The underlying principle for inclusion of material in the encyclopaedia is hard to discern; there are historical notes on (to take just letter A) St Adalbert of Prague, the Amur river, Anna the wife of Grand Prince Vladimir, the town of Arkhangel’sk, Armenia, the Avars, Azerbaijan, Sea of Azov, but no mention of what their relevance might be to myth or legend. Equally inappropriate is the inclusion of sometimes quite long entries on stories or personages in Armenian, Georgian, Samoyed, Mordvin, Tungus, Tatar, Romany, Yakut, Prussian, Lithuanian, Romanian and Magyar (over three pages on Amalfi!), for the most part quite unconnected with anything Slav.
The ideological tone of the book is set in the preface where the author regrets that few pre-Christian legends survive and seems to think that Christianisation is a corrupting process instead of simply one of the many possible processes in cultural history. This is perhaps why most apocryphal legends on Christian motifs, hovering between “literature” and “folk literature” and often of non-Slav origin, are missing from the book (e.g. the Khozhenie po mukam, Dream of the Virgin, The Tree of the Cross and so on).
The publisher must share some blame for the curious character of this book. It might have been redeemable at a popular level if there had been adequate editorial guidelines and some consultation with specialists. Failure to settle on a single transliteration of Cyrillic leads to multiple entries and the absurdity of, for example, Alesha Popovich having entries under Alesha, Aliosha, Alyosha, and Alyosha Popovich, with different information given under each and no attempt made to coordinate them.
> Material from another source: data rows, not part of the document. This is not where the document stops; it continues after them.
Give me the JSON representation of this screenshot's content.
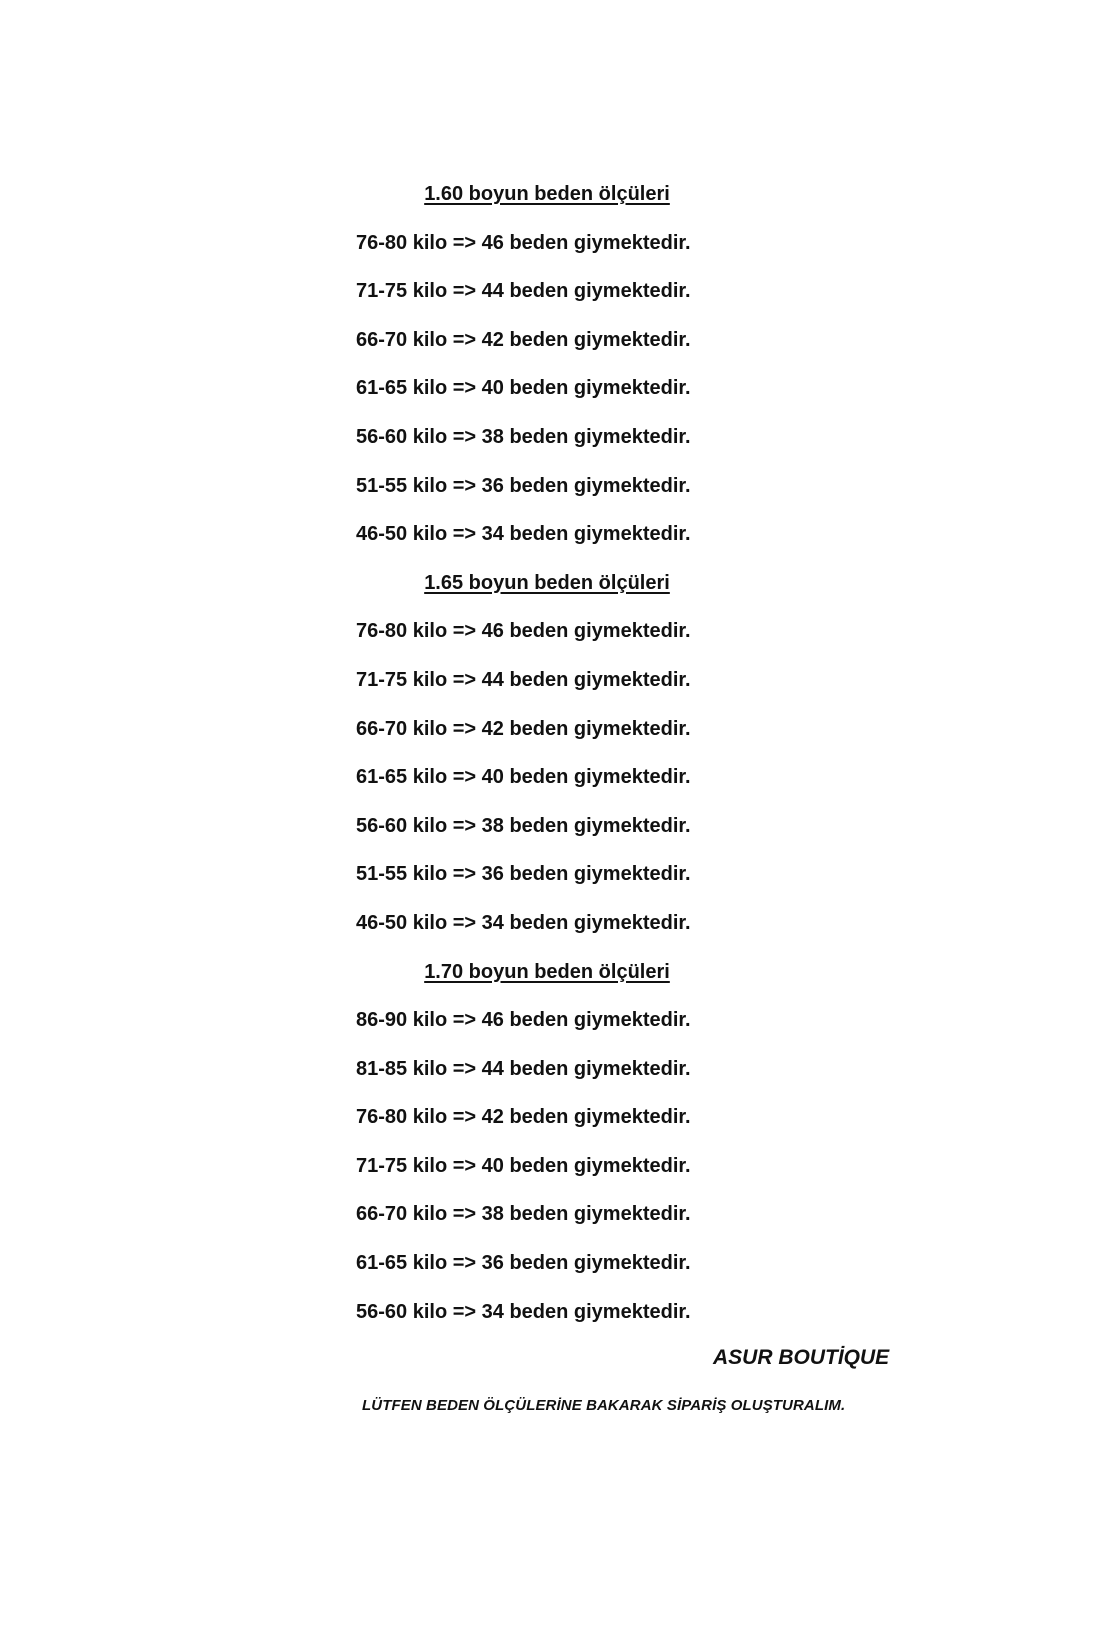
{
  "sections": [
    {
      "heading": "1.60 boyun beden ölçüleri",
      "rows": [
        "76-80 kilo => 46 beden giymektedir.",
        "71-75 kilo => 44 beden giymektedir.",
        "66-70 kilo => 42 beden giymektedir.",
        "61-65 kilo => 40 beden giymektedir.",
        "56-60 kilo => 38 beden giymektedir.",
        "51-55 kilo => 36 beden giymektedir.",
        "46-50 kilo => 34 beden giymektedir."
      ]
    },
    {
      "heading": "1.65 boyun beden ölçüleri",
      "rows": [
        "76-80 kilo => 46 beden giymektedir.",
        "71-75 kilo => 44 beden giymektedir.",
        "66-70 kilo => 42 beden giymektedir.",
        "61-65 kilo => 40 beden giymektedir.",
        "56-60 kilo => 38 beden giymektedir.",
        "51-55 kilo => 36 beden giymektedir.",
        "46-50 kilo => 34 beden giymektedir."
      ]
    },
    {
      "heading": "1.70 boyun beden ölçüleri",
      "rows": [
        "86-90 kilo => 46 beden giymektedir.",
        "81-85 kilo => 44 beden giymektedir.",
        "76-80 kilo => 42 beden giymektedir.",
        "71-75 kilo => 40 beden giymektedir.",
        "66-70 kilo => 38 beden giymektedir.",
        "61-65 kilo => 36 beden giymektedir.",
        "56-60 kilo => 34 beden giymektedir."
      ]
    }
  ],
  "brand": "ASUR BOUTİQUE",
  "note": "LÜTFEN BEDEN ÖLÇÜLERİNE BAKARAK SİPARİŞ OLUŞTURALIM."
}
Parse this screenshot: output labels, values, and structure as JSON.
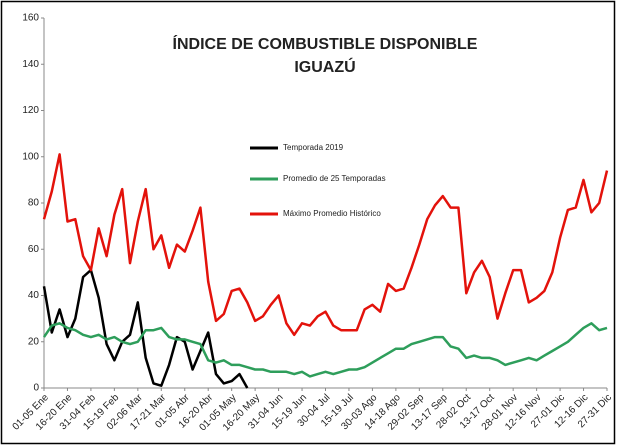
{
  "chart_data": {
    "type": "line",
    "title": "ÍNDICE DE COMBUSTIBLE DISPONIBLE",
    "subtitle": "IGUAZÚ",
    "categories": [
      "01-05 Ene",
      null,
      null,
      "16-20 Ene",
      null,
      null,
      "31-04 Feb",
      null,
      null,
      "15-19 Feb",
      null,
      null,
      "02-06 Mar",
      null,
      null,
      "17-21 Mar",
      null,
      null,
      "01-05 Abr",
      null,
      null,
      "16-20 Abr",
      null,
      null,
      "01-05 May",
      null,
      null,
      "16-20 May",
      null,
      null,
      "31-04 Jun",
      null,
      null,
      "15-19 Jun",
      null,
      null,
      "30-04 Jul",
      null,
      null,
      "15-19 Jul",
      null,
      null,
      "30-03 Ago",
      null,
      null,
      "14-18 Ago",
      null,
      null,
      "29-02 Sep",
      null,
      null,
      "13-17 Sep",
      null,
      null,
      "28-02 Oct",
      null,
      null,
      "13-17 Oct",
      null,
      null,
      "28-01 Nov",
      null,
      null,
      "12-16 Nov",
      null,
      null,
      "27-01 Dic",
      null,
      null,
      "12-16 Dic",
      null,
      null,
      "27-31 Dic"
    ],
    "series": [
      {
        "name": "Temporada 2019",
        "color": "#000000",
        "values": [
          44,
          24,
          34,
          22,
          30,
          48,
          51,
          39,
          19,
          12,
          20,
          23,
          37,
          13,
          2,
          1,
          10,
          22,
          20,
          8,
          16,
          24,
          6,
          2,
          3,
          6,
          0,
          null,
          null,
          null,
          null,
          null,
          null,
          null,
          null,
          null,
          null,
          null,
          null,
          null,
          null,
          null,
          null,
          null,
          null,
          null,
          null,
          null,
          null,
          null,
          null,
          null,
          null,
          null,
          null,
          null,
          null,
          null,
          null,
          null,
          null,
          null,
          null,
          null,
          null,
          null,
          null,
          null,
          null,
          null,
          null,
          null,
          null
        ]
      },
      {
        "name": "Promedio de 25 Temporadas",
        "color": "#2e9e5b",
        "values": [
          22,
          27,
          28,
          26,
          25,
          23,
          22,
          23,
          21,
          22,
          20,
          19,
          20,
          25,
          25,
          26,
          22,
          21,
          21,
          20,
          19,
          12,
          11,
          12,
          10,
          10,
          9,
          8,
          8,
          7,
          7,
          7,
          6,
          7,
          5,
          6,
          7,
          6,
          7,
          8,
          8,
          9,
          11,
          13,
          15,
          17,
          17,
          19,
          20,
          21,
          22,
          22,
          18,
          17,
          13,
          14,
          13,
          13,
          12,
          10,
          11,
          12,
          13,
          12,
          14,
          16,
          18,
          20,
          23,
          26,
          28,
          25,
          26
        ]
      },
      {
        "name": "Máximo Promedio Histórico",
        "color": "#e3120b",
        "values": [
          73,
          85,
          101,
          72,
          73,
          57,
          51,
          69,
          57,
          75,
          86,
          54,
          72,
          86,
          60,
          66,
          52,
          62,
          59,
          68,
          78,
          46,
          29,
          32,
          42,
          43,
          37,
          29,
          31,
          36,
          40,
          28,
          23,
          28,
          27,
          31,
          33,
          27,
          25,
          25,
          25,
          34,
          36,
          33,
          45,
          42,
          43,
          52,
          62,
          73,
          79,
          83,
          78,
          78,
          41,
          50,
          55,
          48,
          30,
          41,
          51,
          51,
          37,
          39,
          42,
          50,
          65,
          77,
          78,
          90,
          76,
          80,
          94
        ]
      }
    ],
    "ylim": [
      0,
      160
    ],
    "yticks": [
      0,
      20,
      40,
      60,
      80,
      100,
      120,
      140,
      160
    ],
    "grid": false
  }
}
A further editorial failure is that the selection of illustrations is bizarre and most of them are unrelated to the ostensible subject of the book: “Death” is illustrated with a full-page reproduction of a fifteenth-century French Book of Hours; “Fairy” is illustrated by a fairly modern Western engraving of a fairy king and queen holding court under a mushroom; “Moon” is illustrated by a picture taken from Apollo 1; and “Transylvania” is illustrated by a still of Bela Lugosi as Count Dracula.